The case for focusing on mortgages in private mortgage pools is that it is generally quite difficult to sell these mortgages out of the pool. This means that even if, in principle, it might be advantageous for both the investors and the homeowners to have pools sell underwater mortgages to third parties like MRP who would rewrite the terms, the rules of the mortgage pools makes it unlikely that the mortgage will be sold.
This is exactly the sort of situation where public action like condemnation is appropriate. The public action allows for a solution that can benefit all the parties but is obstructed by bureaucratic rules that were written to cover a different set of circumstances. (It is important to remember that investors can contest in court the compensation they are provided for condemned mortgages to ensure that they get fair market value.)
Baker doesn’t note that MRP is only planning to go after performing mortgages, meaning that all the delinquent borrowers in San Bernardino County would wait in line behind people with an ability to pay, who would get all the relief.

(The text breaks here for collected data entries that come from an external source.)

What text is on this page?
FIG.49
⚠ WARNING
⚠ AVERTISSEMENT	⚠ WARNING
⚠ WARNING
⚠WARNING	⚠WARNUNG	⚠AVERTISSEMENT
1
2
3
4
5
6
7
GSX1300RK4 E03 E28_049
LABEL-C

He also doesn’t go into the problem of second liens, typically owned by banks and not used in private-label securities, and the legal problems with finding a proper price on them. The fear is that the municipality gets stuck with all the costs of the enterprise and none of the benefits. Again, this is a tantalizing idea in theory, but this particular concept, especially with its shroud of secrecy, does not strike me as a good way to prove the concept.

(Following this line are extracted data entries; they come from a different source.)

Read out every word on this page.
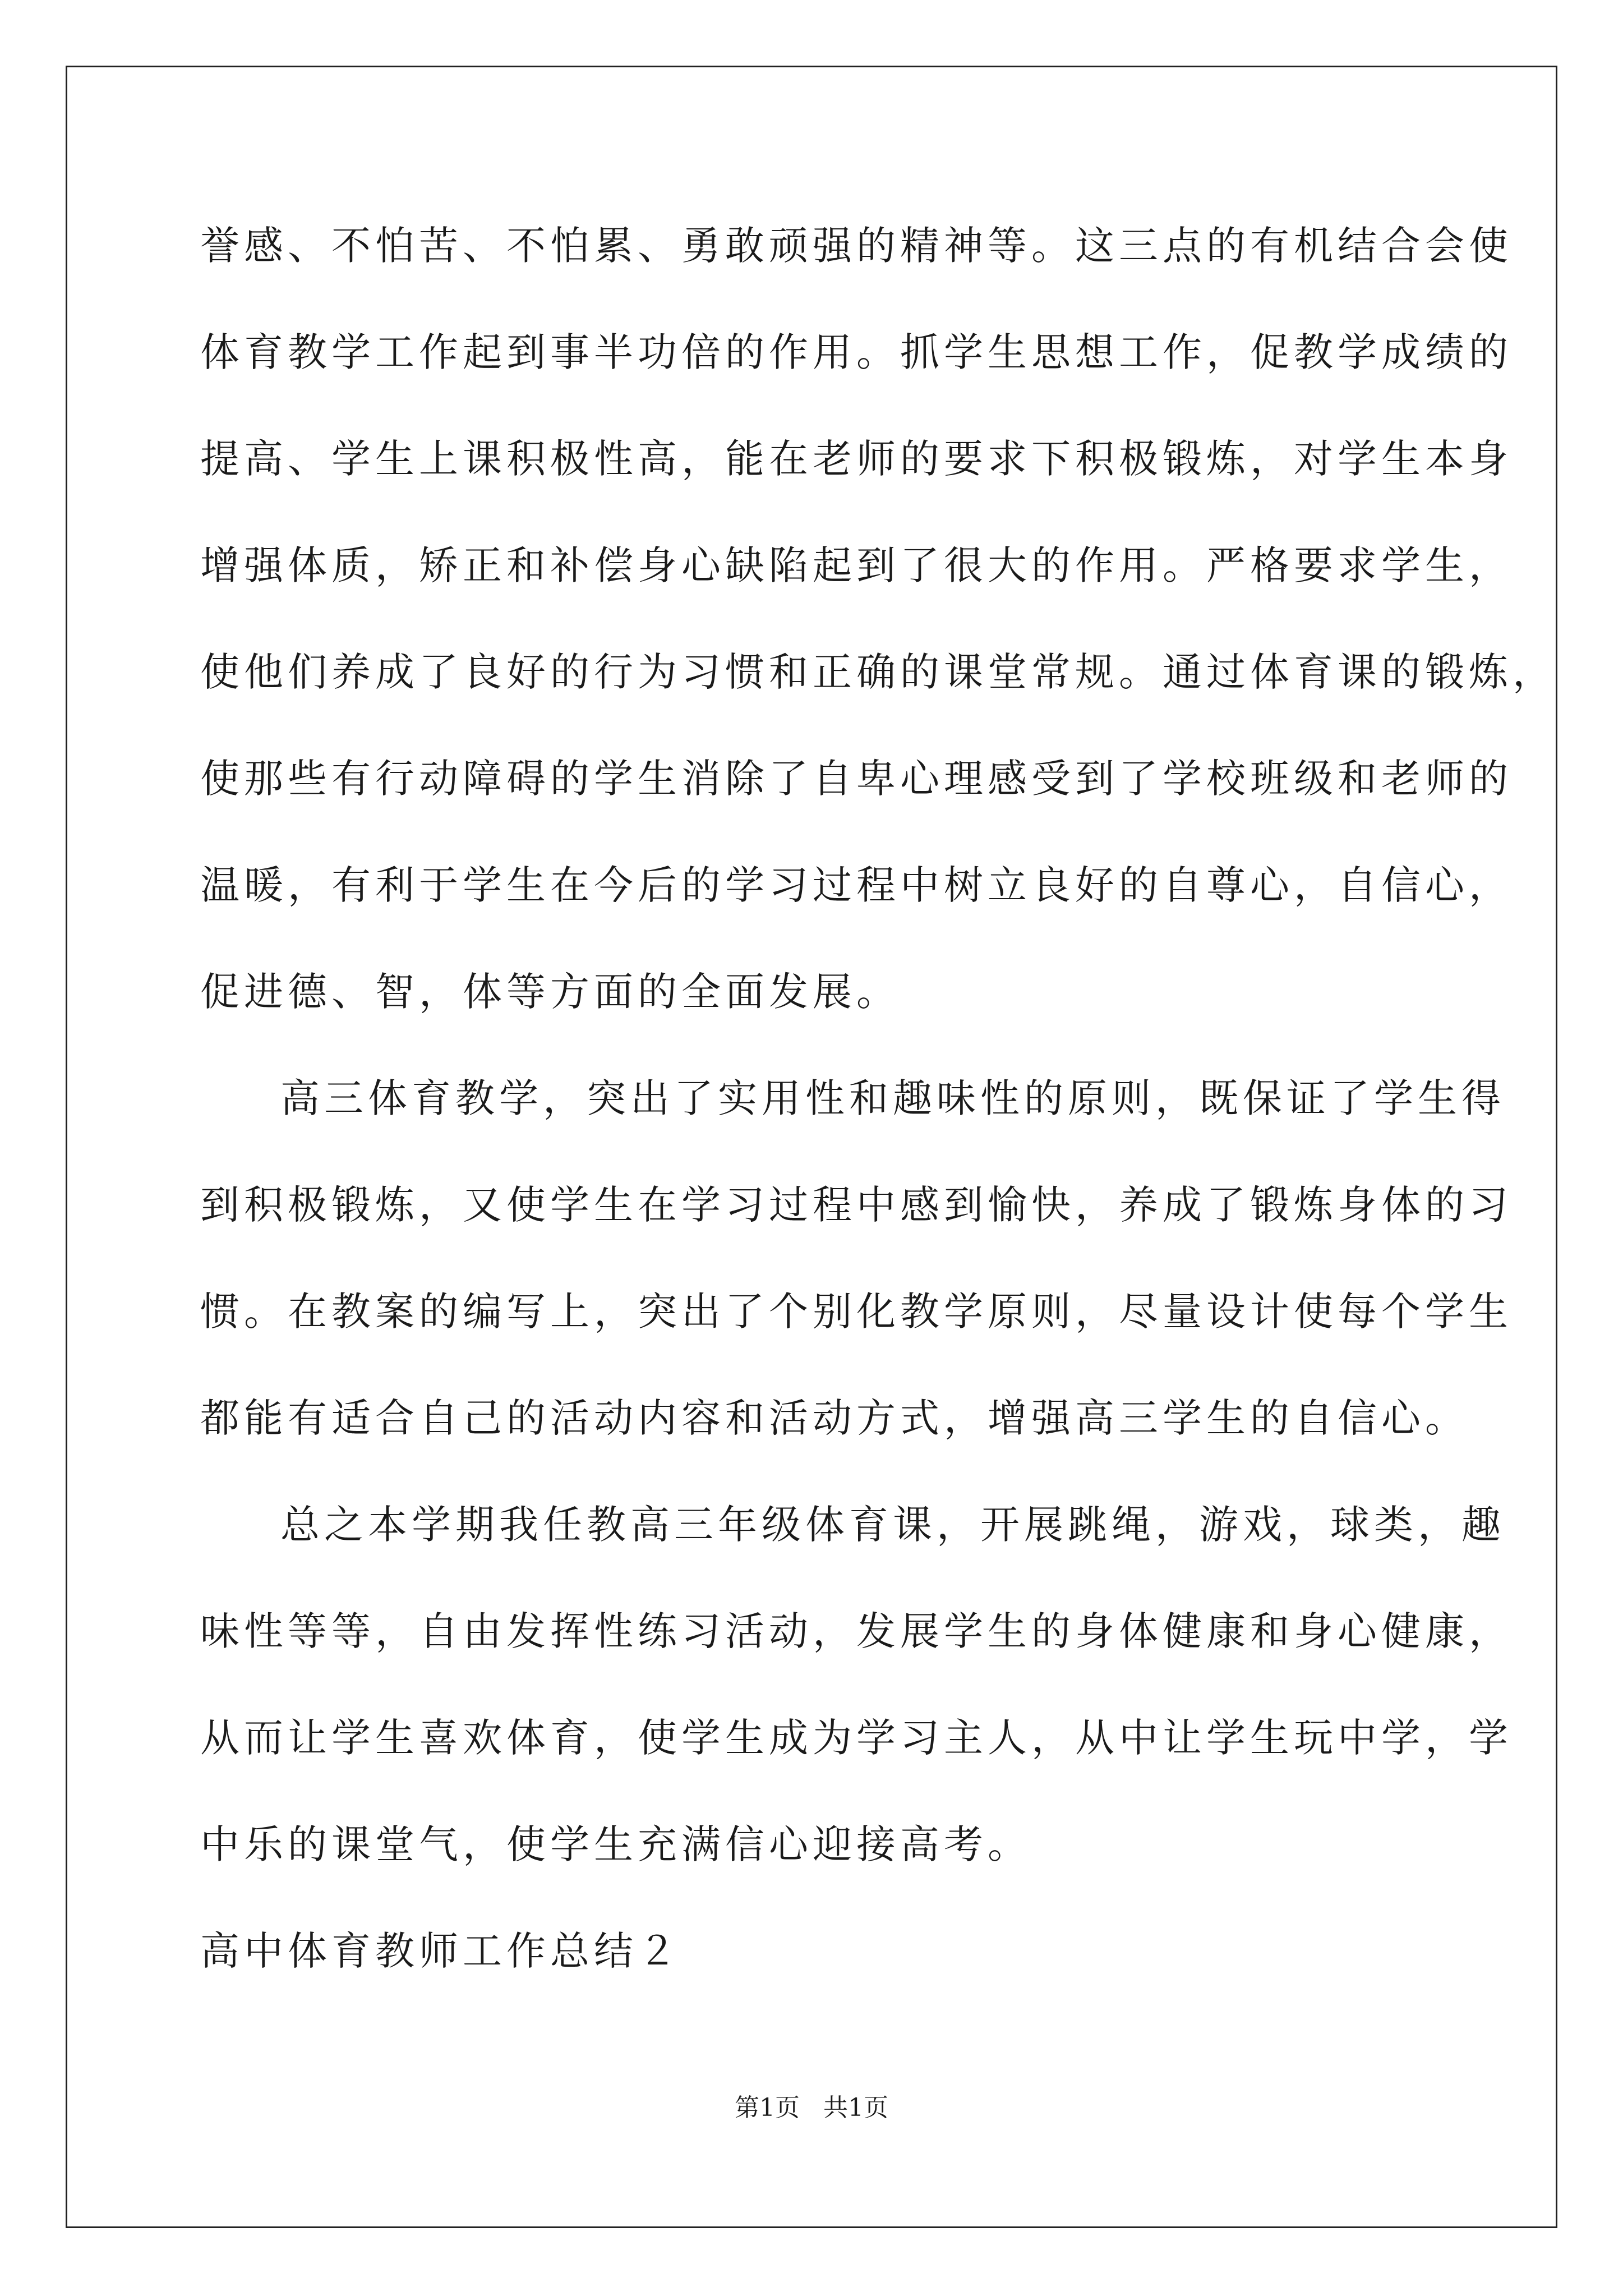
誉感、不怕苦、不怕累、勇敢顽强的精神等。这三点的有机结合会使
体育教学工作起到事半功倍的作用。抓学生思想工作，促教学成绩的
提高、学生上课积极性高，能在老师的要求下积极锻炼，对学生本身
增强体质，矫正和补偿身心缺陷起到了很大的作用。严格要求学生，
使他们养成了良好的行为习惯和正确的课堂常规。通过体育课的锻炼，
使那些有行动障碍的学生消除了自卑心理感受到了学校班级和老师的
温暖，有利于学生在今后的学习过程中树立良好的自尊心，自信心，
促进德、智，体等方面的全面发展。
高三体育教学，突出了实用性和趣味性的原则，既保证了学生得
到积极锻炼，又使学生在学习过程中感到愉快，养成了锻炼身体的习
惯。在教案的编写上，突出了个别化教学原则，尽量设计使每个学生
都能有适合自己的活动内容和活动方式，增强高三学生的自信心。
总之本学期我任教高三年级体育课，开展跳绳，游戏，球类，趣
味性等等，自由发挥性练习活动，发展学生的身体健康和身心健康，
从而让学生喜欢体育，使学生成为学习主人，从中让学生玩中学，学
中乐的课堂气，使学生充满信心迎接高考。
高中体育教师工作总结２
第1页   共1页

A sounder concept that Los Angeles has taken the lead on putting into practice is to make the post-foreclosure process so harrowing that lenders will think twice about the financial incentives. The city attorney, Carmen Trutanich, has sued another mortgage trustee over blighted and abandoned homes and the costs of them, typically borne by the local taxpayer.
On Monday, Los Angeles officials accused US Bank of illegally allowing the Abner Street home and many others to deteriorate into slums. The civil allegations found problems in the way US Bank handled 1,500 home foreclosures and cited more than 150 homes that had fallen into disrepair. The city is demanding that the bank clean up vacant properties and improve conditions for families living in others.
The lawsuit marks the second time the city has accused a major bank of being a slumlord, part of an aggressive attempt to deal with the urban decay caused by the housing crash […]
City officials say they want to hold banks that helped fuel the housing boom responsible for the blight that rippled through the city after those loans went bad. Large financial institutions such as Deutsche Bank, which the city has previously sued, and US Bank serve as trustees for pools of loans that were turned into securities and sold to investors.
Los Angeles has gone after the trustees, who then blame-shift to the servicers, whom they hold responsible for the management of the properties. But this could serve to change behavior among those responsible for keeping shadow REO off the market. If it becomes cost-prohibitive to foreclose and leave the property to rot, maybe the trustee leans on the servicer to keep the individual in the home, through a principal reduction if necessary.
This is a bank shot, but perhaps less of one than a badly designed eminent domain proposal. And even at the surface level, banks should pay for any destruction they have wreaked on communities.